Parla il papà di Mirko: «Lo tenevo io per mano quando l'auto ci ha investito»

Parla il papà di Mirko: «Lo tenevo io per mano quando l’auto ci ha investito»

Parla il papà di Mirko: «Lo tenevo io per mano quando l’auto ci ha investito»

mercoledì 04 Novembre 2009 - 14:56

«Mirko era intelligente e vivace - dice il genitore - e non ha mai chiesto l'elemosina. Adesso vogliamo la verità sulla sua morte»

Per la prima volta parlano Vasle Vasile, 39 anni e Mia Liana Grigore, 38, i genitori di Mirko, il bimbo rumeno morto dopo essere stato investito da un’auto domenica mattina in via Santa Cecilia. Jeans, giubbotto e cappello di stoffa lui; pantofole, ampia gonna lunga, maglione nero e fazzoletto in testa lei. Aspettano notizie dalla Procura per poter riavere il corpo del bambino e celebrare il funerale. Sguardo perso nel vuoto e tanti parenti attorno, si aggirano smarriti per i corridoi di Palazzo di Giustizia. Mia Liana è silenziosa mentre Vasle di tanto in tanto scambia qualche parola con gli altri figli. Gliene sono rimasti tre di 19, 15 e 13 anni ma Mirko, il più piccolo di tutti, aveva qualcosa di speciale: «Era intelligente e sempre allegro – dice il padre – gli piaceva giocare con i coetanei ma era molto giudizioso e non mi ha mai dato pensieri. Noi siamo arrivati cinque anni fa da Alberita, un piccolo centro della Romania ma Mirko è nato qui a Messina. Era un cittadino italiano ed il 14 novembre avrebbe compiuto 5 anni. A lui piaceva molto vivere qua e del resto ormai questo era il suo Paese».

Cosa è successo domenica mattina?

«E’ successa la tragedia più grande che possa capitare ad un genitore. Io, mia moglie e Mirko eravamo stati al supermercato a fare un po’ di spesa. Stavamo tornando al campo di via Don Blasco dove viviamo ed arrivati all’incrocio con la via Natoli abbiamo visto arrivare l’auto proprio mentre stavamo attraversando la strada. La signora stava girando verso via Natoli ma ho capito subito che stava accadendo qualcosa. Ho dato una spinta a mia moglie ed ho evitato che venisse centrata. Invece per Mirko non c’è stato niente da fare. E’ stato colpito in pieno dalla macchina ed è stramazzato sull’asfalto. E non è vero che fosse da solo. Mirko lo tenevo io per mano come facevo ogni volta che attraversavamo la strada. E’ stata la macchina a venirci addosso».

E poi cos’è successo?

«Abbiamo trasportato Mirko al Piemonte e pensavamo che l’avrebbero ricoverato. Invece dopo un po’ un medico ha preso in disparte mio fratello e gli ha detto: “Guardi che il bambino non ce la fa. Lo portiamo al Papardo e poi da lì a Catania in elicottero”. E così è stato fatto ma forse Mirko andava operato subito, senza perdere tempo».

Vi hanno detto che lo portavano a Catania perché non c’erano posti negli ospedali cittadini?
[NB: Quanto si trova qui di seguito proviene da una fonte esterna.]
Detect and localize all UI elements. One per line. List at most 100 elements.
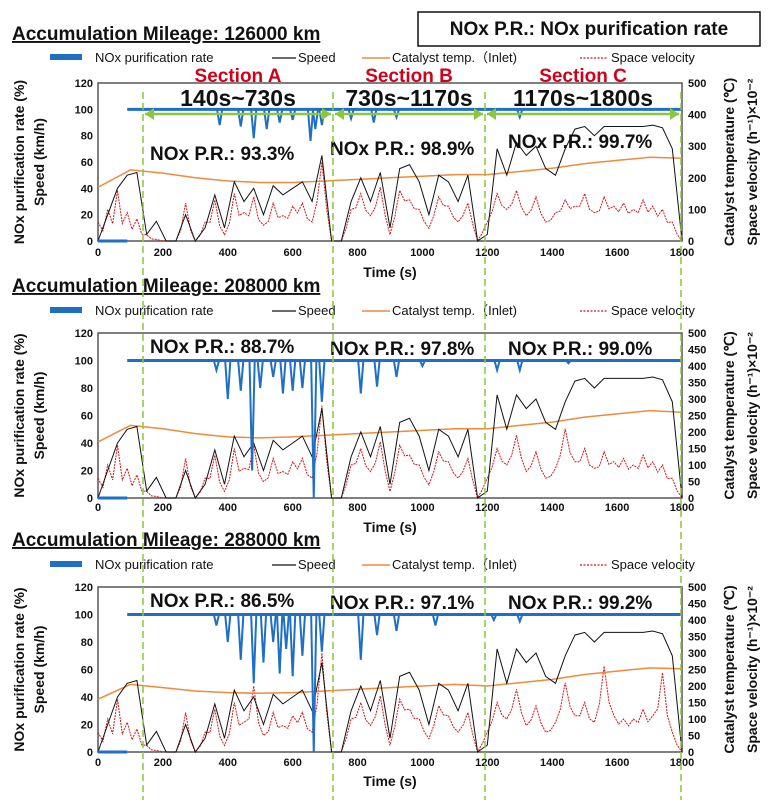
y-right-tick-label: 250: [688, 665, 706, 677]
nox-dip-mark: [392, 109, 401, 121]
legend-label-speed: Speed: [298, 50, 336, 65]
y-right-tick-label: 500: [688, 582, 706, 594]
x-tick-label: 400: [219, 757, 237, 769]
x-tick-label: 0: [95, 502, 101, 514]
y-left-tick-label: 40: [81, 183, 93, 195]
series-space-velocity: [97, 652, 683, 754]
nox-dip-mark: [212, 614, 220, 626]
legend-label-temp: Catalyst temp.（Inlet): [392, 50, 517, 65]
y-left-axis-title-nox: NOx purification rate (%): [11, 80, 27, 244]
nox-pr-label: NOx P.R.: 93.3%: [150, 144, 294, 165]
panels: Accumulation Mileage: 126000 km NOx purif…: [11, 24, 760, 789]
y-right-tick-label: 250: [688, 411, 706, 423]
x-tick-label: 200: [154, 247, 172, 259]
legend-label-speed: Speed: [298, 557, 336, 572]
x-tick-label: 1600: [605, 757, 629, 769]
x-tick-label: 200: [154, 757, 172, 769]
legend-swatch-nox: [50, 307, 82, 313]
nox-dip-mark: [565, 359, 572, 365]
y-left-tick-label: 100: [75, 104, 93, 116]
y-right-tick-label: 100: [688, 204, 706, 216]
y-left-tick-label: 100: [75, 610, 93, 622]
nox-dip-mark: [516, 360, 524, 374]
nox-dip-mark: [279, 360, 287, 394]
nox-dip-mark: [392, 614, 401, 632]
series-catalyst-temp: [97, 667, 683, 700]
section-name: Section B: [365, 66, 453, 87]
series-catalyst-temp: [97, 156, 683, 188]
y-right-tick-label: 150: [688, 444, 706, 456]
y-left-tick-label: 80: [81, 383, 93, 395]
nox-dip-mark: [370, 109, 378, 123]
nox-dip-mark: [347, 109, 355, 123]
legend-label-temp: Catalyst temp.（Inlet): [392, 303, 517, 318]
legend-swatch-nox: [50, 561, 82, 567]
nox-dip-mark: [306, 109, 315, 142]
y-right-tick-label: 50: [688, 477, 700, 489]
nox-dip-mark: [298, 360, 306, 389]
nox-dip-mark: [490, 614, 498, 623]
x-axis-title: Time (s): [363, 519, 416, 535]
y-right-tick-label: 0: [688, 236, 694, 248]
x-tick-label: 0: [95, 757, 101, 769]
x-axis-title: Time (s): [363, 773, 416, 789]
nox-dip-mark: [357, 614, 365, 660]
nox-dip-mark: [357, 360, 365, 394]
x-tick-label: 200: [154, 502, 172, 514]
series-catalyst-temp: [97, 409, 683, 443]
nox-pr-label: NOx P.R.: 88.7%: [150, 337, 294, 358]
y-right-axis-title-sv: Space velocity (h⁻¹)×10⁻²: [744, 332, 760, 499]
plot-frame: [97, 586, 683, 753]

«No, assolutamente. Nessuno ci ha detto niente di questa storia dei posti. Ci hanno solo detto che il bambino era grave e doveva essere trasportato a Catania. Abbiamo saputo solo dai giornali e dalla televisione che c’era un problema di posti in rianimazione».

Lei è più riuscito a parlare con Mirko?

«No, purtroppo. Al Piemonte non era in condizione di farlo e quando siamo arrivati in auto a Catania lui era già morto».

Molti vi hanno accusato di non curare molto i vostri figli e di utilizzarli per chiedere l’elemosina ai semafori. Lo faceva anche Mirko?

«Assolutamente, non ha mai fatto una cosa del genere. Mirko stava al campo con gli altri bambini e qualche volta usciva con me. Noi teniamo moltissimo ai nostri figli anche se siamo poveri e spesso non abbiamo di che vivere».

Allora come riuscite a mantenervi?

«Io raccolgo ferro vecchio e poi lo rivendo. Giro tutta la città in bicicletta dall’alba fino a sera e così riesco a racimolare qualcosa per mangiare. Guardi, ho le mani gonfie e piene di calli e tagli, per quanto lavoro. I miei figli più grandi mi danno una mano ma nessuno di noi ha mai chiesto l’elemosina. E Mirko era seguito e benvoluto proprio come fate voi italiani con i vostri figli».

Adesso cosa vi aspettate?

«Dopo la morte di un figlio cosa ci si può più aspettare! Vogliamo sapere se Mirko si poteva salvare, questo si,e poi vorremmo riavere il corpo per dargli una degna sepoltura».